Самым острым из написанного в это время Пушкиным было стихотворение «Андре Шенье» о судьбе певца Французской революции и ее жертвы. При цензуровании текста 44 его стиха были исключены (цензурное разрешение рукописи «Стихотворения Пушкина» датируется
8 октября 1825 года) и затем ходили в рукописи с надписью «На 14 декабря». Пушкин четырежды давал объяснения по их поводу в следственной комиссии. Стихи говорят о Французской революции, изображают ее правдиво в противоположности законной и беззаконной революционной власти, в контрасте «царя» и «убийцы с палачами», здесь Пушкин упоминает дату гильотирования Людовика XVI — «въ 1793» и «Робеспьера и конвентъ» [Там же, с. 380]. Поскольку имена французских революционеров до сих пор украшают наши улицы и площади («набережная Робеспьера», «улица Марата»), было бы полезно, если бы современные ответственные лица знали эти антиреволюционные стихи Пушкина и отдавали себе отчет в своих действиях. Заметим в заключение, что осуждая терроризм, Пушкин и его Шенье не отказываются от идеи свободы, которая сохраняет всю свою ценность в их глазах:
<...> Закон
На вольность опершись, провозгласил равенство,
И мы воскликнули: Блаженство!
О горе! о безумный сон!
Где вольность и закон? Над нами Единый властвует топор.
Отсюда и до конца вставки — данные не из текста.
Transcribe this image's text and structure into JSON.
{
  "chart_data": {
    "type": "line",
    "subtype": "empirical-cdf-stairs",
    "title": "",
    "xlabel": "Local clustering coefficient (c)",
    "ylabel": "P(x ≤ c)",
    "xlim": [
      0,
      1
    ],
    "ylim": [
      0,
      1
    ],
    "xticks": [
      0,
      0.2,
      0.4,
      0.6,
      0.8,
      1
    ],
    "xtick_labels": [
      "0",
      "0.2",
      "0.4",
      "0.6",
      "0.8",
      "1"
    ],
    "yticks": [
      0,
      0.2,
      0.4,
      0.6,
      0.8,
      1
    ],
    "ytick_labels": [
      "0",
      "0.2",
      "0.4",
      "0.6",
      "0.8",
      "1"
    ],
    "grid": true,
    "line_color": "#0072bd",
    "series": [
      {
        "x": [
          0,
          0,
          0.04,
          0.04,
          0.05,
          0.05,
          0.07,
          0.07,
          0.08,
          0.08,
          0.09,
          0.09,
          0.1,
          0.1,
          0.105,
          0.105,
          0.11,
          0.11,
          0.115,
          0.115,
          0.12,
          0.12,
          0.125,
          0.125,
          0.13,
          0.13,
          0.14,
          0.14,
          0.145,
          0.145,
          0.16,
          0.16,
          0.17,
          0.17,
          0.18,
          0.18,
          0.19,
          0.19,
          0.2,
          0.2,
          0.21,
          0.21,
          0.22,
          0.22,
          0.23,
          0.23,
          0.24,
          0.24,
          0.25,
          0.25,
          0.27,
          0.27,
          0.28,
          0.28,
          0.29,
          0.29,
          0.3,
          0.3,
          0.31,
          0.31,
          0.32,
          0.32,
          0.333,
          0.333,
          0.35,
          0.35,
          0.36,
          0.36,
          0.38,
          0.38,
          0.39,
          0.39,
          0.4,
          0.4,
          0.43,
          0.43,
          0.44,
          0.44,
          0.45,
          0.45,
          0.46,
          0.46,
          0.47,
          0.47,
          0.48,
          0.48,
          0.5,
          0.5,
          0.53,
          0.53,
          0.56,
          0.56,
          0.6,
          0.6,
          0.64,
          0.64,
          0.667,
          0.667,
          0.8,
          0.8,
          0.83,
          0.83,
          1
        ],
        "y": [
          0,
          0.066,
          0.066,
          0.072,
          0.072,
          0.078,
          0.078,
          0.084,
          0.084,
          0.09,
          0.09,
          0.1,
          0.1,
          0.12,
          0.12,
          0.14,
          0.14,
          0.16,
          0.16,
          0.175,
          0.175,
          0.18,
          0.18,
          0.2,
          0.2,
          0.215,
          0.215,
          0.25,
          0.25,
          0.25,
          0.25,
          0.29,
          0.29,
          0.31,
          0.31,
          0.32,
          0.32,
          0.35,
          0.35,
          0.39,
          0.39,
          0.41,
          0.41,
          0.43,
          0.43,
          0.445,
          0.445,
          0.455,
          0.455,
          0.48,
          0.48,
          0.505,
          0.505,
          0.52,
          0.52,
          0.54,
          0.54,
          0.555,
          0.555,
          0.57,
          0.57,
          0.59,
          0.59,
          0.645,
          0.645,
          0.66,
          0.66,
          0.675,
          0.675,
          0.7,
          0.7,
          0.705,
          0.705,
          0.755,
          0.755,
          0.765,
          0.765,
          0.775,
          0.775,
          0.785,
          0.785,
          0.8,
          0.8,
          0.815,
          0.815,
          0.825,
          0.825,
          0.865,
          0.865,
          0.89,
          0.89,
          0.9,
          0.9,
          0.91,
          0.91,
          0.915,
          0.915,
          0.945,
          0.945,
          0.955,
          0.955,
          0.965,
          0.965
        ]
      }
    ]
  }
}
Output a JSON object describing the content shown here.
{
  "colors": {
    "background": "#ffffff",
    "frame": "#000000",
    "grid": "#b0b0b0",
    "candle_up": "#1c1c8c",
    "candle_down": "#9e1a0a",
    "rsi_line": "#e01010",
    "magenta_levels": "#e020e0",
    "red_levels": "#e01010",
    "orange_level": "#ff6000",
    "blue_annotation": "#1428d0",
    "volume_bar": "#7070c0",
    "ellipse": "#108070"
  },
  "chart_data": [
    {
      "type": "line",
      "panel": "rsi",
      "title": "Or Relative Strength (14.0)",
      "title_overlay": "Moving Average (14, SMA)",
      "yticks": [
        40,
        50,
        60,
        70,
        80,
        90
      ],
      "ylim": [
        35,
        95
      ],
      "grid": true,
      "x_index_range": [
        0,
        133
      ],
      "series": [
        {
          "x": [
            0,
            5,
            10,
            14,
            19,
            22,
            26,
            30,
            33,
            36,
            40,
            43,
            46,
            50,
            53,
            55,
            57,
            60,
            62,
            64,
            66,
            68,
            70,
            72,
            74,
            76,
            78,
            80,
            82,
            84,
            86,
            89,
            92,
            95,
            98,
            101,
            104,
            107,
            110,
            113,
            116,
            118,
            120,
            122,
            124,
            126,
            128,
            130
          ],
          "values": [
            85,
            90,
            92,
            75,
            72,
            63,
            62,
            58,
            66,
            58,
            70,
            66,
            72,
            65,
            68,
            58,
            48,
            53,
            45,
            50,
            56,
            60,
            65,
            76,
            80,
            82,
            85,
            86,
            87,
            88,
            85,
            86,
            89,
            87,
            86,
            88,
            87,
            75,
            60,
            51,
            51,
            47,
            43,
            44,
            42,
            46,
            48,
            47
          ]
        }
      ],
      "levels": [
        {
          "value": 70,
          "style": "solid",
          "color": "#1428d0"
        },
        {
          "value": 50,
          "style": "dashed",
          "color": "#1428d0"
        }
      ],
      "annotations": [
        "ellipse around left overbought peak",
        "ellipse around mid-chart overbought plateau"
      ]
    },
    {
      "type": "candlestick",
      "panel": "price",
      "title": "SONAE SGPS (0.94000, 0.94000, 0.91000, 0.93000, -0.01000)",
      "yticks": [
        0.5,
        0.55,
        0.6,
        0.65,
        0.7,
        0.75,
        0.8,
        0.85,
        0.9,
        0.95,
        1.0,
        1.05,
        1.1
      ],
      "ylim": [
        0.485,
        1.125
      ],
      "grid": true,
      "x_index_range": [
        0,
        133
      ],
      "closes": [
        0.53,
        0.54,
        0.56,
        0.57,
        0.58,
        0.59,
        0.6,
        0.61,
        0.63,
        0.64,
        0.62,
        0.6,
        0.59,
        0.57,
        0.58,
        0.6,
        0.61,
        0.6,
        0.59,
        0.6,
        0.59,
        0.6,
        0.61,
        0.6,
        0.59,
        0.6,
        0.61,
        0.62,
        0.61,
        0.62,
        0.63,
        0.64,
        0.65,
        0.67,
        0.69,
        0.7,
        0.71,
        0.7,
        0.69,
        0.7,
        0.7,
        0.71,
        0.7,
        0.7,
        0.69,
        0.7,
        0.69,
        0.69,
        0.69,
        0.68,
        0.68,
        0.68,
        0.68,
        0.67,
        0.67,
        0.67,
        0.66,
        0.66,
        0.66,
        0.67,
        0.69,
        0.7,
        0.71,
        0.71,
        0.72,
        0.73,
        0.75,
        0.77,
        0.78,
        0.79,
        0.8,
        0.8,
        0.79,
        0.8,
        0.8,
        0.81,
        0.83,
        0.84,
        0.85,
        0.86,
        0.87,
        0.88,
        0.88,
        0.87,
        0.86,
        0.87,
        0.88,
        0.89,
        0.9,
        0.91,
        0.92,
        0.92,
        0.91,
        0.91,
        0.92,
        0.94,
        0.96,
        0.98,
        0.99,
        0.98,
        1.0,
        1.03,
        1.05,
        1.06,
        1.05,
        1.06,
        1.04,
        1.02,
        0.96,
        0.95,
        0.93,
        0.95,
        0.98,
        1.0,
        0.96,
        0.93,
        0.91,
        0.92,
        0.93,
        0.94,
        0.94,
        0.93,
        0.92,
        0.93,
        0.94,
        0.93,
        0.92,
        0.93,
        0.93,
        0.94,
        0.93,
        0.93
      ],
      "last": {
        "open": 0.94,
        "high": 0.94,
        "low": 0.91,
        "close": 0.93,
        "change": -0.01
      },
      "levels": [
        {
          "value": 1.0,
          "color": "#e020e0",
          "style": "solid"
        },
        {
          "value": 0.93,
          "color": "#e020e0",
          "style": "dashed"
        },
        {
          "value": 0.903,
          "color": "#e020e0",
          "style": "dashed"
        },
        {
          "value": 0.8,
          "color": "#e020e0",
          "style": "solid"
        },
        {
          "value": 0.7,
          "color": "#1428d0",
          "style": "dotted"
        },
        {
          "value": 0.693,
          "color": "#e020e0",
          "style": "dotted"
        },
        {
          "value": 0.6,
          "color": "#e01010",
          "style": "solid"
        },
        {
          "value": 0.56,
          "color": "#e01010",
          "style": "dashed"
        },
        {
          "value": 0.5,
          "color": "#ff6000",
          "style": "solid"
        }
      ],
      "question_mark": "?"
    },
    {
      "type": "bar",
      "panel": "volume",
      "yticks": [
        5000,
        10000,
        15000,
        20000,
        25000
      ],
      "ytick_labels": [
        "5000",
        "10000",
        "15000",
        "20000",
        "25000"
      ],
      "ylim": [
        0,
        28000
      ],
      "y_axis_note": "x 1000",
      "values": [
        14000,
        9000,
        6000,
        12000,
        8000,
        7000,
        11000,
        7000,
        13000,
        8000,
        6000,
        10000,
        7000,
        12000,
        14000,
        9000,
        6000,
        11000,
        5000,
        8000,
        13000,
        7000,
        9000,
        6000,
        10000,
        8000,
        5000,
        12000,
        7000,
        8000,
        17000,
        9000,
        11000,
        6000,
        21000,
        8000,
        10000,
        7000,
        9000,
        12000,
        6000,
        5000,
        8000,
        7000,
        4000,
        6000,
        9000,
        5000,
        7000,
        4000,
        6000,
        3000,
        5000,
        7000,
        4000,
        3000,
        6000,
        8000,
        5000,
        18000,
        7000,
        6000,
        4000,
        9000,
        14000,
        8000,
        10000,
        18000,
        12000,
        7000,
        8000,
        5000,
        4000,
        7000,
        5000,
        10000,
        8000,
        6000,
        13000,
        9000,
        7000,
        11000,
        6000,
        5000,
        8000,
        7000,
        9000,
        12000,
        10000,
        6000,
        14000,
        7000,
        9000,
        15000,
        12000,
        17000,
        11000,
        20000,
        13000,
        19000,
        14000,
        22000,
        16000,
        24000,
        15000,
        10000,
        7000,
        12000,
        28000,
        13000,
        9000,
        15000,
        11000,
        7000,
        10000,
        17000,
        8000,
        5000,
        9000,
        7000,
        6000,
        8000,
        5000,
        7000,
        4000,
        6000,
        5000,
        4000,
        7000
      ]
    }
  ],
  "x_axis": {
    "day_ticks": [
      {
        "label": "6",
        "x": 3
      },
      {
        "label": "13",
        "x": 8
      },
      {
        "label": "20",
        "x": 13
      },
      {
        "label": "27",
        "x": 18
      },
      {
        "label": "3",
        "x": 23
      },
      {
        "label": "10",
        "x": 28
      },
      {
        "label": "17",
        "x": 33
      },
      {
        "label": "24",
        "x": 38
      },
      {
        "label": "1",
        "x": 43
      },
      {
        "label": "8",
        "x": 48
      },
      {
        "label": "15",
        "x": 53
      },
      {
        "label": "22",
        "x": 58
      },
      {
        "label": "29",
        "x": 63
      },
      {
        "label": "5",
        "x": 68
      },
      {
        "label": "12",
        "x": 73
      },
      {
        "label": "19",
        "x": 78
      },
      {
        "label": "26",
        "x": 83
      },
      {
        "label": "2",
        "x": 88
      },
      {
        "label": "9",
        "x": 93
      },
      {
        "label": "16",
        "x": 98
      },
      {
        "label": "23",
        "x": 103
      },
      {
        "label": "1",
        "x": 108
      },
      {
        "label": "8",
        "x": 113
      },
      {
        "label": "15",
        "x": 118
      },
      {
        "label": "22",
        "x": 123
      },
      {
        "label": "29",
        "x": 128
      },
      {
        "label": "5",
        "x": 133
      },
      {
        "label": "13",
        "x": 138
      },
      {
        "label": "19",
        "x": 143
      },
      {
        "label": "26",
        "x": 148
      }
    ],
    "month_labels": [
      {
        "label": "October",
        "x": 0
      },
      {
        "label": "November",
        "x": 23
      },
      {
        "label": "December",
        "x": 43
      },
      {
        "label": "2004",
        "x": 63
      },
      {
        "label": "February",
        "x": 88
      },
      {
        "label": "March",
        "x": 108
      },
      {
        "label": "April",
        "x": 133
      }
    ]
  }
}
Мы свергнули царей. Убийцу с палачами Избрали мы в цари. О ужас! о позор!
Но ты, священная свобода,
Богиня чистая, нет, — не виновна ты,
В порывах буйной слепоты,
В презренном бешенстве народа,
Сокрылась ты от нас; целебный твой сосуд Завешен пеленой кровавой;
Но ты придешь опять со мщением и славой, —
И вновь твои враги падут. [2, с. 353]
Эксцессы и относительность свободы Пушкин будет обдумывать и впоследствии в полемическом по отношению к Радищеву сочинении «Путешествие из Москвы в Петербург». Но ценность идеала свободы Пушкин как дух живой и растущий сохранит до конца свой жизни и упомянет о ней в итоговом «Памятнике» наряду с христианской «милостью к падшим»:
И долго буду тем любезен я народу,
Что чувства добрые я лирой пробуждал,
Что в мой жестокий век восславил я Свободу И милость к падшим призывал [Там же, с. 424].
Список литературы
1. Пушкин А. С. Полн. собр. соч. : в 19 т. М, 1997. Т. 17 : Рукою Пушкина.
2. Пушкин А. С. Полн. собр. соч. : в 19 т. М., 1994. Т. 2.
3. Пушкин А. С. Полн. собр. соч. : в 10 т. Л., 1977—1979. Т. 2 : Комментарий Б. В. Томашевского.
4. Струве П. <О политических взглядах Пушкина> // «В краю чужом.» Зарубежная поэзия и Пушкин / сост., вступ. ст., коммент. М. Д. Филина. М., 1998.
5. Франк С. Л. Этюды о Пушкине. М., 1999.
6. Мальчукова Т. Г. Пушкин как национальный и политический мыслитель // Духовный труженик. А. С. Пушкин в контексте русской культуры. СПб., 1999. С. 262 — 293.